Aluminum amides, which are bulkier and sometimes more selective than lithium amides, are prepared from the corresponding lithium amides and diethylaluminum chloride. Reactions are usually carried out at 0 °C in an inert atmosphere, with benzene as the solvent.

=== Example procedure ===
(10)
A benzene solution of 1 eq of diethylaluminum chloride was added dropwise at 0° to a solution of 1 eq of lithium 2,2,6,6-tetramethylpiperidide prepared in the usual fashion in benzene. The resulting slurry was stirred for 30 minutes and used immediately.
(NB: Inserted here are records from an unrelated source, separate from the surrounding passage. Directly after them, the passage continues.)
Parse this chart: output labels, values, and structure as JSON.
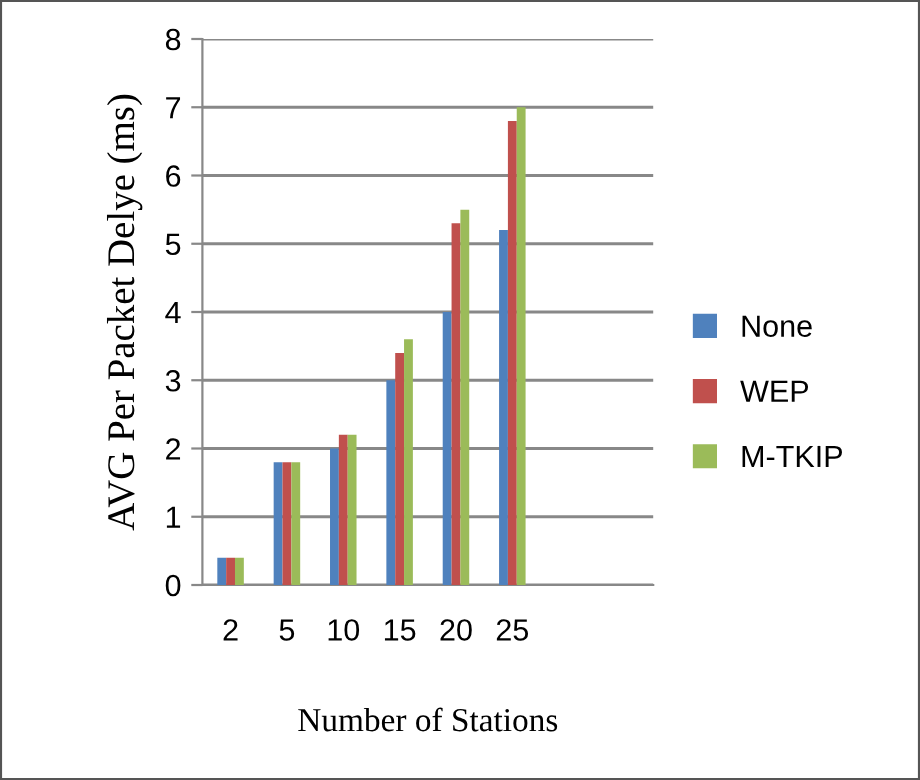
{
  "chart_data": {
    "type": "bar",
    "xlabel": "Number of Stations",
    "ylabel": "AVG Per Packet Delye (ms)",
    "categories": [
      "2",
      "5",
      "10",
      "15",
      "20",
      "25",
      null,
      null
    ],
    "series": [
      {
        "name": "None",
        "color": "#4f81bd",
        "values": [
          0.4,
          1.8,
          2.0,
          3.0,
          4.0,
          5.2,
          null,
          null
        ]
      },
      {
        "name": "WEP",
        "color": "#c0504d",
        "values": [
          0.4,
          1.8,
          2.2,
          3.4,
          5.3,
          6.8,
          null,
          null
        ]
      },
      {
        "name": "M-TKIP",
        "color": "#9bbb59",
        "values": [
          0.4,
          1.8,
          2.2,
          3.6,
          5.5,
          7.0,
          null,
          null
        ]
      }
    ],
    "ylim": [
      0,
      8
    ],
    "yticks": [
      0,
      1,
      2,
      3,
      4,
      5,
      6,
      7,
      8
    ],
    "grid": "y",
    "legend": "right"
  }
}
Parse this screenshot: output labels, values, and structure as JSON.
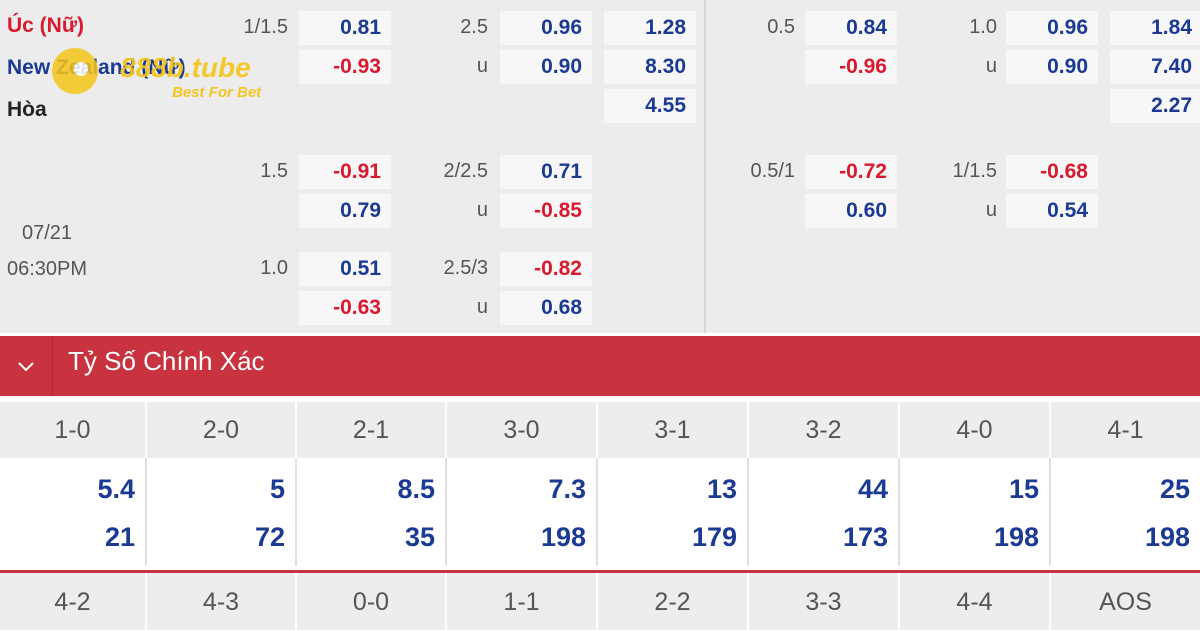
{
  "teams": {
    "home": "Úc (Nữ)",
    "away": "New Zealand (Nữ)",
    "draw": "Hòa"
  },
  "match": {
    "date": "07/21",
    "time": "06:30PM"
  },
  "odds_left": {
    "h1_hdp": "1/1.5",
    "h1_home": "0.81",
    "h1_away": "-0.93",
    "h1_ou": "2.5",
    "h1_over": "0.96",
    "h1_u": "u",
    "h1_under": "0.90",
    "h1_1x2_home": "1.28",
    "h1_1x2_away": "8.30",
    "h1_1x2_draw": "4.55",
    "h2_hdp": "1.5",
    "h2_home": "-0.91",
    "h2_away": "0.79",
    "h2_ou": "2/2.5",
    "h2_over": "0.71",
    "h2_u": "u",
    "h2_under": "-0.85",
    "h3_hdp": "1.0",
    "h3_home": "0.51",
    "h3_away": "-0.63",
    "h3_ou": "2.5/3",
    "h3_over": "-0.82",
    "h3_u": "u",
    "h3_under": "0.68"
  },
  "odds_right": {
    "h1_hdp": "0.5",
    "h1_home": "0.84",
    "h1_away": "-0.96",
    "h1_ou": "1.0",
    "h1_over": "0.96",
    "h1_u": "u",
    "h1_under": "0.90",
    "h1_1x2_home": "1.84",
    "h1_1x2_away": "7.40",
    "h1_1x2_draw": "2.27",
    "h2_hdp": "0.5/1",
    "h2_home": "-0.72",
    "h2_away": "0.60",
    "h2_ou": "1/1.5",
    "h2_over": "-0.68",
    "h2_u": "u",
    "h2_under": "0.54"
  },
  "logo": {
    "text": "888b.tube",
    "tagline": "Best For Bet"
  },
  "section": {
    "title": "Tỷ Số Chính Xác"
  },
  "scores_row1": [
    "1-0",
    "2-0",
    "2-1",
    "3-0",
    "3-1",
    "3-2",
    "4-0",
    "4-1"
  ],
  "values_top": [
    "5.4",
    "5",
    "8.5",
    "7.3",
    "13",
    "44",
    "15",
    "25"
  ],
  "values_bottom": [
    "21",
    "72",
    "35",
    "198",
    "179",
    "173",
    "198",
    "198"
  ],
  "scores_row2": [
    "4-2",
    "4-3",
    "0-0",
    "1-1",
    "2-2",
    "3-3",
    "4-4",
    "AOS"
  ],
  "colors": {
    "accent_red": "#c8333f",
    "odds_blue": "#1b3a93",
    "odds_red": "#d8192e"
  }
}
To a stirred mixture of 0.004 mol of diethylaluminum 2,2,6,6-tetramethylpiperidide in 10 mL of benzene at 0 °C was added dropwise over 5 minutes a solution of 0.18 g (0.001 mol) of epoxide in 3 mL of benzene. The mixture was stirred at 0 °C until analysis indicated the absence of starting material. The reaction was quenched by the addition of ice-cold 1 N hydrochloric acid. The organic layer was separated, and the aqueous layer was extracted with ether. The organic layers were combined, washed with brine, dried, and concentrated. The residue was purified by preparative TLC (R_{f} 0.22 in 1:2 ether–hexane) to give 99% of (E)-2-cyclododecenol: IR (neat) 3330–3370, 1465, 1450, 970 cm^{−1}; NMR (CCl_{4}) δ 3.73–4.20 (1, m), 4.97–5.82 (2, m); mass spectrum (m/z) 182 (16), 164 (13), 139 (32), 125 (46), and 98 (100).